О приятных и праведных - Айрис Мердок
Шрифт:
Интервал:
Закладка:
Кейт Грей приблизилась быстрым шагом к дому, в котором жил Дьюкейн, остановилась, позвонила, и ее тотчас же впустили. Она знала, что Дьюкейна дома быть не может, так как он собирался сразу после работы провести весь вечер с Октавианом. Кейт явилась учинить самоличный смотр слуге Дьюкейна.
— Я хотела занести кое-что для мистера Дьюкейна и черкнуть ему записку, — сказала Кейт, проворно ступив в прихожую. — Вы не могли бы дать мне листок бумаги? А это, если можно, я оставила бы на кухне. Спасибо, я знаю, куда пройти. Я — миссис Грей. А вы — Файви, надо полагать.
Файви последовал за Кейт на кухню и молча наблюдал, как она достает из сумки коробку засахаренных каштанов и бутылку сливовицы — ее приношение Дьюкейну, а также предлог зайти к нему.
— А у вас тут порядок, Файви, — сказала она одобрительно. — Порядок и чистота, ничего не скажешь. Так, вот это — для мистера Дьюкейна. Его, как вам известно, сегодня допоздна не будет дома, он встречается с моим мужем.

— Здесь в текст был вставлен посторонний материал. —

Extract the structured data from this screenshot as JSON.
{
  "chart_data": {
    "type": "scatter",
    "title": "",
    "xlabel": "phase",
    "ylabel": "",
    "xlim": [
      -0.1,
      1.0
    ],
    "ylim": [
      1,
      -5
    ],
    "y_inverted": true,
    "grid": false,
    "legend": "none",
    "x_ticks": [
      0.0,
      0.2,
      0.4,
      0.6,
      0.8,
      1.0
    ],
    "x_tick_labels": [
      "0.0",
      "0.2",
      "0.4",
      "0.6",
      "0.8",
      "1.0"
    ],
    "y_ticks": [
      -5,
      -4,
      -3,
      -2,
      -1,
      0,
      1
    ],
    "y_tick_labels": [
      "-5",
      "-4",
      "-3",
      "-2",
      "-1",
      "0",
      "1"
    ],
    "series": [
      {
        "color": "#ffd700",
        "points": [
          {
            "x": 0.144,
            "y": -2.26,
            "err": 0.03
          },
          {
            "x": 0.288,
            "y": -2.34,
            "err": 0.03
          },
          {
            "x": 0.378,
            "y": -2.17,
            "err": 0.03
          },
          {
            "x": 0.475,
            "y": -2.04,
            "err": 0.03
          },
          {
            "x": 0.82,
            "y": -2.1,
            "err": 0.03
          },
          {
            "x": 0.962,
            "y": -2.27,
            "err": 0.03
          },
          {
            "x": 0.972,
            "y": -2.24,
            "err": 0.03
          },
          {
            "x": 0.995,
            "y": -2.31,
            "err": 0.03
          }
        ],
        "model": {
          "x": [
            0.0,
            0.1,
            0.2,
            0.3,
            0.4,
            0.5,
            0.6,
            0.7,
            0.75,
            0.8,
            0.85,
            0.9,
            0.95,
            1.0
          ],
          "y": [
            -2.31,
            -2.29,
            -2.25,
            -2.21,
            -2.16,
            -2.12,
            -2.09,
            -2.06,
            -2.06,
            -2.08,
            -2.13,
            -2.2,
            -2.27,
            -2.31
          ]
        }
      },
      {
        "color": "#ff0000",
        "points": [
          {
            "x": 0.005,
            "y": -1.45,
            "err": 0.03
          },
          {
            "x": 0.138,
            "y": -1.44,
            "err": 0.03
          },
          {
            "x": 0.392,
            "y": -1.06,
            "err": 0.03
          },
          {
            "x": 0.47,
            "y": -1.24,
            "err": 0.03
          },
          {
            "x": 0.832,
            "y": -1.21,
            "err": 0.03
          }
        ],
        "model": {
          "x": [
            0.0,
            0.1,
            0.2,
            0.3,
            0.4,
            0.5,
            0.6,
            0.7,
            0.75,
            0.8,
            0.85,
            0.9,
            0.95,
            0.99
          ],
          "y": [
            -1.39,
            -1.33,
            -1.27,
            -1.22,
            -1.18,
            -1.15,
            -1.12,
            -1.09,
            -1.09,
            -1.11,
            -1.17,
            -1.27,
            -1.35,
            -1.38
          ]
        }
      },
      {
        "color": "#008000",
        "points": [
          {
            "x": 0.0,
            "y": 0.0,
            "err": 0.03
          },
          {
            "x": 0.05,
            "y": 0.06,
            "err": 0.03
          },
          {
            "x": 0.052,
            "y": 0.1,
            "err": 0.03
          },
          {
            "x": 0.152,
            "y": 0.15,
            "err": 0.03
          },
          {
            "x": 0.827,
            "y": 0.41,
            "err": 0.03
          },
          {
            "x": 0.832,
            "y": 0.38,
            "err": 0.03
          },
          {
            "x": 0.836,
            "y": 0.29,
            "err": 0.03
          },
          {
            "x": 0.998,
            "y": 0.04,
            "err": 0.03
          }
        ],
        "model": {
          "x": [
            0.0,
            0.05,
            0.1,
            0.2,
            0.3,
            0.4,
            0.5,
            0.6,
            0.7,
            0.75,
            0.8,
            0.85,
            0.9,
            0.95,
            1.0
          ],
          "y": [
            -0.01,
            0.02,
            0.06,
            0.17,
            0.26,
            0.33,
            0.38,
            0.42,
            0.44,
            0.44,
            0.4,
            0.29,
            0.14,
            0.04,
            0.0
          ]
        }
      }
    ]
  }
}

Кейт оглядела Файви поверх стола. Он оказался совершенно не таким, как она ожидала. Попытки Дьюкейна описать, в ответ на ее вопрос, внешность своего слуги, ограничились довольно-таки общими словами и создали у Кейт впечатление о чем-то неотесанном и грубоватом. Неотесанность, пожалуй, присутствовала, но живописного, приукрашенного, почти что подкупающего свойства, с какой обычно изображают в кино и театре Чудовище из «Красавицы и Чудовища» — большим, мохнатым, симпатичным зверюгой, который представлялся Кейт в детские годы гораздо предпочтительнее скучного красавчика принца, в какого ему надлежало обратиться под конец. Кейт отметила про себя абрикосовый оттенок кожи, густо заляпанной коричневыми кляксами веснушек, огромную, как воздушный шар, косматую голову, копну волос и усы сочного с рыжинкой цвета, словно свежеочищенный от кожуры конский каштан; светло-карие, ясные без единой крапинки раскосые узкие глаза, прямую длинную линию рта. Расчесывает их, должно быть, подумала она. Интересно, удастся ли уговорить Октавиана, чтоб отрастил себе усы, я и не подозревала, что они так украшают мужчину.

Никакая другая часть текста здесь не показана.